On September 12, the Authors Guild, the Australian Society of Authors, the Union Des Écrivaines et des Écrivains Québécois (UNEQ), and eight individual authors filed a law suit against HathiTrust, the University of Michigan, the University of California, the University of Wisconsin, Indiana University, and Cornell University for copyright infringement. 
HathiTrust Logo



This page has the legal documents and various reactions to that lawsuit.

Thursday, September 15, 2011

E-textbooks: another project

Indiana University has released a summary of two years of research on their E-Textbook project.

About 60% of the students surveyed said they preferred the e-textbook to a paper textbook, although this ranged from a high of 84% to a low of 36% depending upon the course.

Factors influencing preference for e-textbooks:
Ability for instructor to annotate and share with the class:
69%
Sustainability (reducing paper)
67%
Cost
64%
Weight of Books
61%
Student Annotations
60%

See also Chronicle article on the topic:
The university requires certain students to purchase e-textbooks and negotiates unusually low prices by promising publishers large numbers of sales—now has the participation of major textbook publishers, and university officials plan to expand the effort.
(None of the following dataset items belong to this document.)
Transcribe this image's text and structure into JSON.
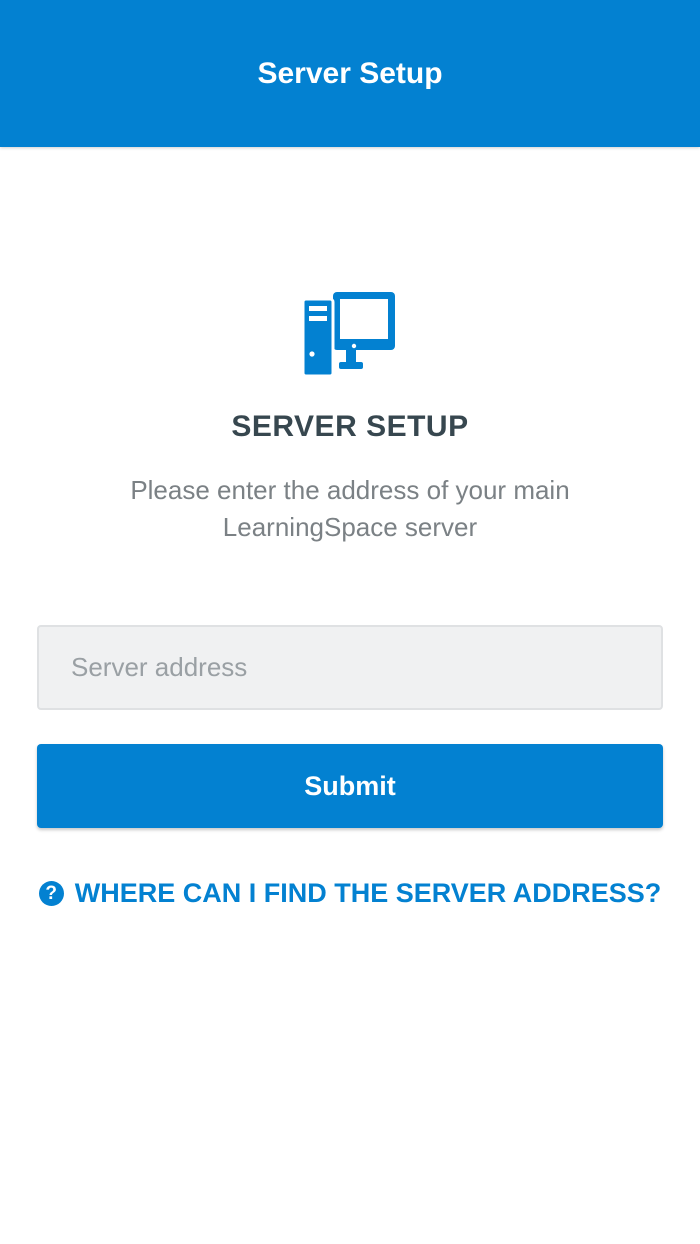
{
  "app_bar": {
    "title": "Server Setup",
    "color": "#0381d1"
  },
  "main": {
    "icon": "desktop-computer-icon",
    "heading": "SERVER SETUP",
    "description": "Please enter the address of your main LearningSpace server"
  },
  "form": {
    "server_address": {
      "value": "",
      "placeholder": "Server address"
    },
    "submit_label": "Submit"
  },
  "help": {
    "icon": "question-circle-icon",
    "icon_glyph": "?",
    "label": "WHERE CAN I FIND THE SERVER ADDRESS?"
  },
  "colors": {
    "accent": "#0381d1",
    "heading": "#37474f",
    "muted_text": "#7b8185",
    "input_background": "#f0f1f2"
  }
}
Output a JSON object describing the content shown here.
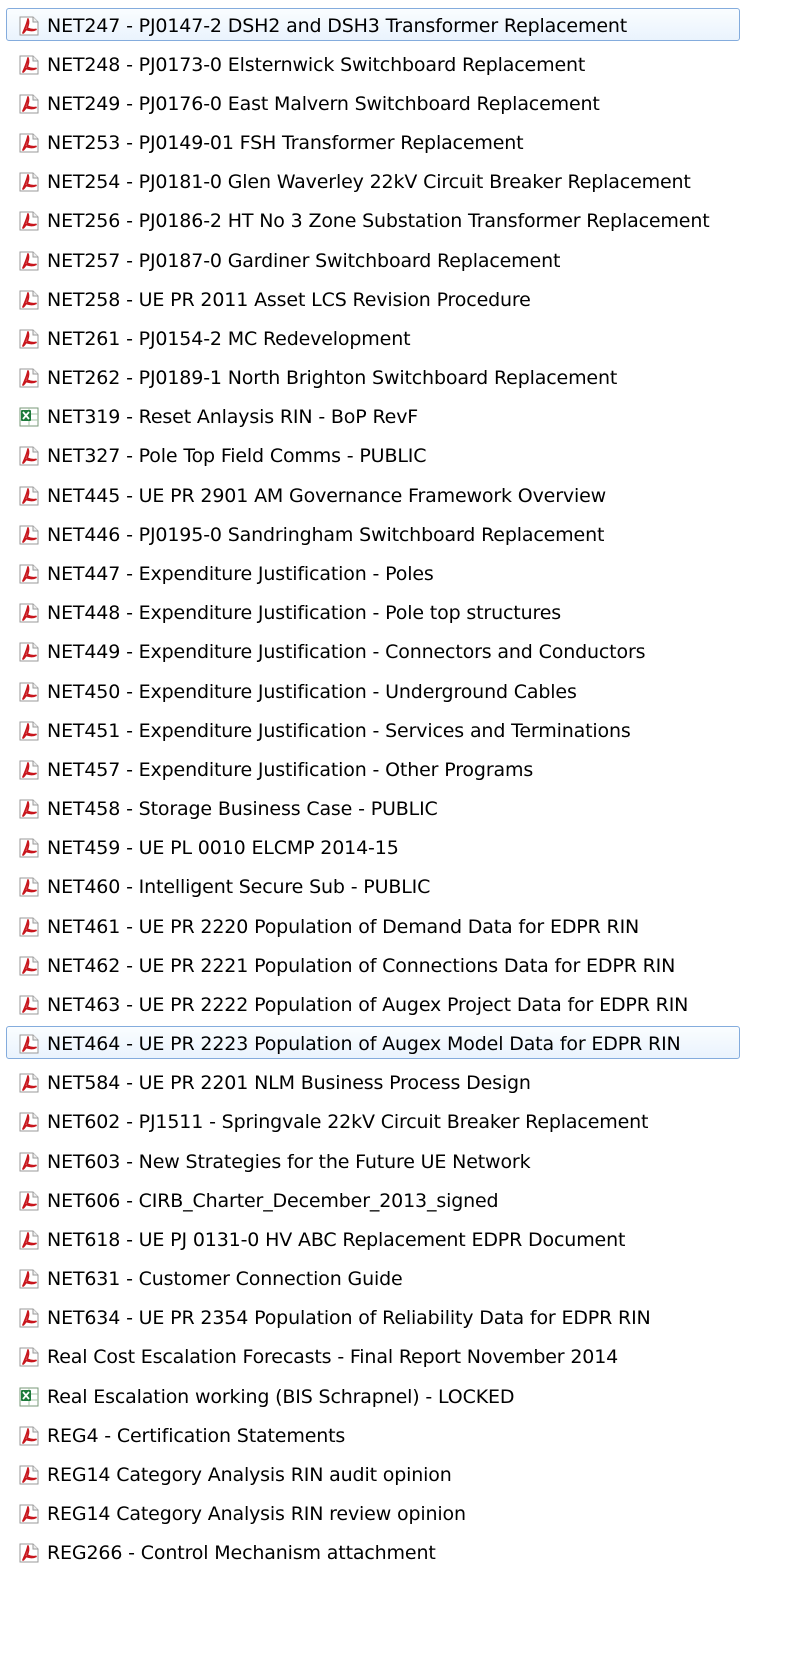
{
  "colors": {
    "pdf_icon": "#c8161d",
    "excel_icon": "#1d7a3a",
    "highlight_border": "#84acdd",
    "highlight_fill": "#eaf3fd"
  },
  "files": [
    {
      "name": "NET247 - PJ0147-2 DSH2 and DSH3 Transformer Replacement",
      "icon": "pdf-icon",
      "highlighted": true
    },
    {
      "name": "NET248 - PJ0173-0 Elsternwick Switchboard Replacement",
      "icon": "pdf-icon",
      "highlighted": false
    },
    {
      "name": "NET249 - PJ0176-0 East Malvern Switchboard Replacement",
      "icon": "pdf-icon",
      "highlighted": false
    },
    {
      "name": "NET253 - PJ0149-01 FSH Transformer Replacement",
      "icon": "pdf-icon",
      "highlighted": false
    },
    {
      "name": "NET254 - PJ0181-0 Glen Waverley 22kV Circuit Breaker Replacement",
      "icon": "pdf-icon",
      "highlighted": false
    },
    {
      "name": "NET256 - PJ0186-2 HT No 3 Zone Substation Transformer Replacement",
      "icon": "pdf-icon",
      "highlighted": false
    },
    {
      "name": "NET257 - PJ0187-0 Gardiner Switchboard Replacement",
      "icon": "pdf-icon",
      "highlighted": false
    },
    {
      "name": "NET258 - UE PR 2011 Asset LCS Revision Procedure",
      "icon": "pdf-icon",
      "highlighted": false
    },
    {
      "name": "NET261 - PJ0154-2 MC Redevelopment",
      "icon": "pdf-icon",
      "highlighted": false
    },
    {
      "name": "NET262 - PJ0189-1 North Brighton Switchboard Replacement",
      "icon": "pdf-icon",
      "highlighted": false
    },
    {
      "name": "NET319 - Reset Anlaysis RIN - BoP RevF",
      "icon": "excel-icon",
      "highlighted": false
    },
    {
      "name": "NET327 - Pole Top Field Comms - PUBLIC",
      "icon": "pdf-icon",
      "highlighted": false
    },
    {
      "name": "NET445 - UE PR 2901 AM Governance Framework Overview",
      "icon": "pdf-icon",
      "highlighted": false
    },
    {
      "name": "NET446 - PJ0195-0 Sandringham Switchboard Replacement",
      "icon": "pdf-icon",
      "highlighted": false
    },
    {
      "name": "NET447 - Expenditure Justification - Poles",
      "icon": "pdf-icon",
      "highlighted": false
    },
    {
      "name": "NET448 - Expenditure Justification - Pole top structures",
      "icon": "pdf-icon",
      "highlighted": false
    },
    {
      "name": "NET449 - Expenditure Justification - Connectors and Conductors",
      "icon": "pdf-icon",
      "highlighted": false
    },
    {
      "name": "NET450 - Expenditure Justification - Underground Cables",
      "icon": "pdf-icon",
      "highlighted": false
    },
    {
      "name": "NET451 - Expenditure Justification - Services and Terminations",
      "icon": "pdf-icon",
      "highlighted": false
    },
    {
      "name": "NET457 - Expenditure Justification - Other Programs",
      "icon": "pdf-icon",
      "highlighted": false
    },
    {
      "name": "NET458 - Storage Business Case - PUBLIC",
      "icon": "pdf-icon",
      "highlighted": false
    },
    {
      "name": "NET459 - UE PL 0010 ELCMP 2014-15",
      "icon": "pdf-icon",
      "highlighted": false
    },
    {
      "name": "NET460 - Intelligent Secure Sub - PUBLIC",
      "icon": "pdf-icon",
      "highlighted": false
    },
    {
      "name": "NET461 - UE PR 2220 Population of Demand Data for EDPR RIN",
      "icon": "pdf-icon",
      "highlighted": false
    },
    {
      "name": "NET462 - UE PR 2221 Population of Connections Data for EDPR RIN",
      "icon": "pdf-icon",
      "highlighted": false
    },
    {
      "name": "NET463 - UE PR 2222 Population of Augex Project Data for EDPR RIN",
      "icon": "pdf-icon",
      "highlighted": false
    },
    {
      "name": "NET464 - UE PR 2223 Population of Augex Model Data for EDPR RIN",
      "icon": "pdf-icon",
      "highlighted": true
    },
    {
      "name": "NET584 - UE PR 2201 NLM Business Process Design",
      "icon": "pdf-icon",
      "highlighted": false
    },
    {
      "name": "NET602 - PJ1511 - Springvale 22kV Circuit Breaker Replacement",
      "icon": "pdf-icon",
      "highlighted": false
    },
    {
      "name": "NET603 - New Strategies for the Future UE Network",
      "icon": "pdf-icon",
      "highlighted": false
    },
    {
      "name": "NET606 - CIRB_Charter_December_2013_signed",
      "icon": "pdf-icon",
      "highlighted": false
    },
    {
      "name": "NET618 - UE PJ 0131-0 HV ABC Replacement EDPR Document",
      "icon": "pdf-icon",
      "highlighted": false
    },
    {
      "name": "NET631 - Customer Connection Guide",
      "icon": "pdf-icon",
      "highlighted": false
    },
    {
      "name": "NET634 - UE PR 2354 Population of Reliability Data for EDPR RIN",
      "icon": "pdf-icon",
      "highlighted": false
    },
    {
      "name": "Real Cost Escalation Forecasts - Final Report November 2014",
      "icon": "pdf-icon",
      "highlighted": false
    },
    {
      "name": "Real Escalation working (BIS Schrapnel) - LOCKED",
      "icon": "excel-icon",
      "highlighted": false
    },
    {
      "name": "REG4 - Certification Statements",
      "icon": "pdf-icon",
      "highlighted": false
    },
    {
      "name": "REG14 Category Analysis RIN audit opinion",
      "icon": "pdf-icon",
      "highlighted": false
    },
    {
      "name": "REG14 Category Analysis RIN review opinion",
      "icon": "pdf-icon",
      "highlighted": false
    },
    {
      "name": "REG266 - Control Mechanism attachment",
      "icon": "pdf-icon",
      "highlighted": false
    }
  ]
}
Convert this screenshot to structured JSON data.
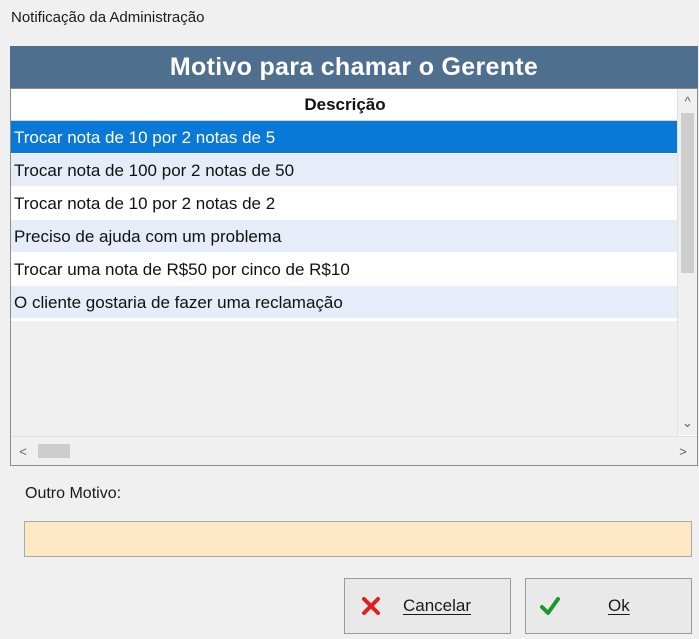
{
  "window": {
    "title": "Notificação da Administração"
  },
  "header": {
    "title": "Motivo para chamar o Gerente"
  },
  "grid": {
    "column_header": "Descrição",
    "rows": [
      {
        "text": "Trocar nota de 10 por 2 notas de 5",
        "selected": true
      },
      {
        "text": "Trocar nota de 100 por 2 notas de 50",
        "selected": false
      },
      {
        "text": "Trocar nota de 10 por 2 notas de 2",
        "selected": false
      },
      {
        "text": "Preciso de ajuda com um problema",
        "selected": false
      },
      {
        "text": "Trocar uma nota de R$50 por cinco de R$10",
        "selected": false
      },
      {
        "text": "O cliente gostaria de fazer uma reclamação",
        "selected": false
      }
    ],
    "scroll_up_glyph": "^",
    "scroll_down_glyph": "⌄",
    "scroll_left_glyph": "<",
    "scroll_right_glyph": ">"
  },
  "outro_motivo": {
    "label": "Outro Motivo:",
    "value": ""
  },
  "buttons": {
    "cancel_label": "Cancelar",
    "ok_label": "Ok"
  },
  "colors": {
    "header_bg": "#4f6f8f",
    "selected_row": "#0a78d7",
    "alt_row": "#e6ecf8",
    "input_bg": "#fde7c4",
    "cancel_icon": "#e02020",
    "ok_icon": "#1a9a2a"
  },
  "icons": {
    "cancel": "x-icon",
    "ok": "check-icon"
  }
}
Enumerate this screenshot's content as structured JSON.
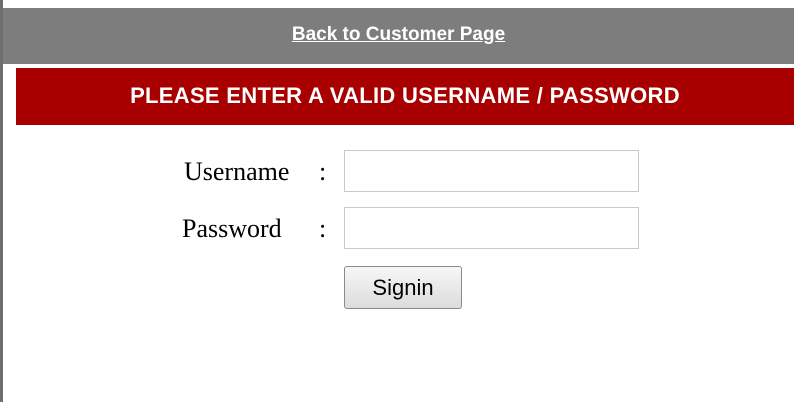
{
  "header": {
    "back_link_label": "Back to Customer Page"
  },
  "error": {
    "message": "PLEASE ENTER A VALID USERNAME / PASSWORD"
  },
  "form": {
    "username_label": "Username",
    "password_label": "Password",
    "separator": ":",
    "username_value": "",
    "password_value": "",
    "signin_label": "Signin"
  },
  "colors": {
    "top_bar": "#7d7d7d",
    "error_bar": "#a80000",
    "text_on_bar": "#ffffff"
  }
}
Tuesday, September 13, 2011

Hacking the Academy

Hacking the Academy, a book crowdsourced in one week

In May 2010 the two authors Dan Cohen and Tom Scheinfeldt asked online:
Can an algorithm edit a journal? Can a library exist without books? Can students build and manage their own learning management platforms? Can a conference be held without a program? Can Twitter replace a scholarly society?
They picked the best submissions (over 300 received in one week) and posted the volume online. Click here for more about the methodology. This initiative comes from the University of Michigan Digital Culture project.

Here are some shortcuts to the main chapters:

Tuesday, September 6, 2011

From Scroll to Screen


We’re witnessing the bibliographical equivalent of the rapture. If anything we may be lowballing the weirdness of it all.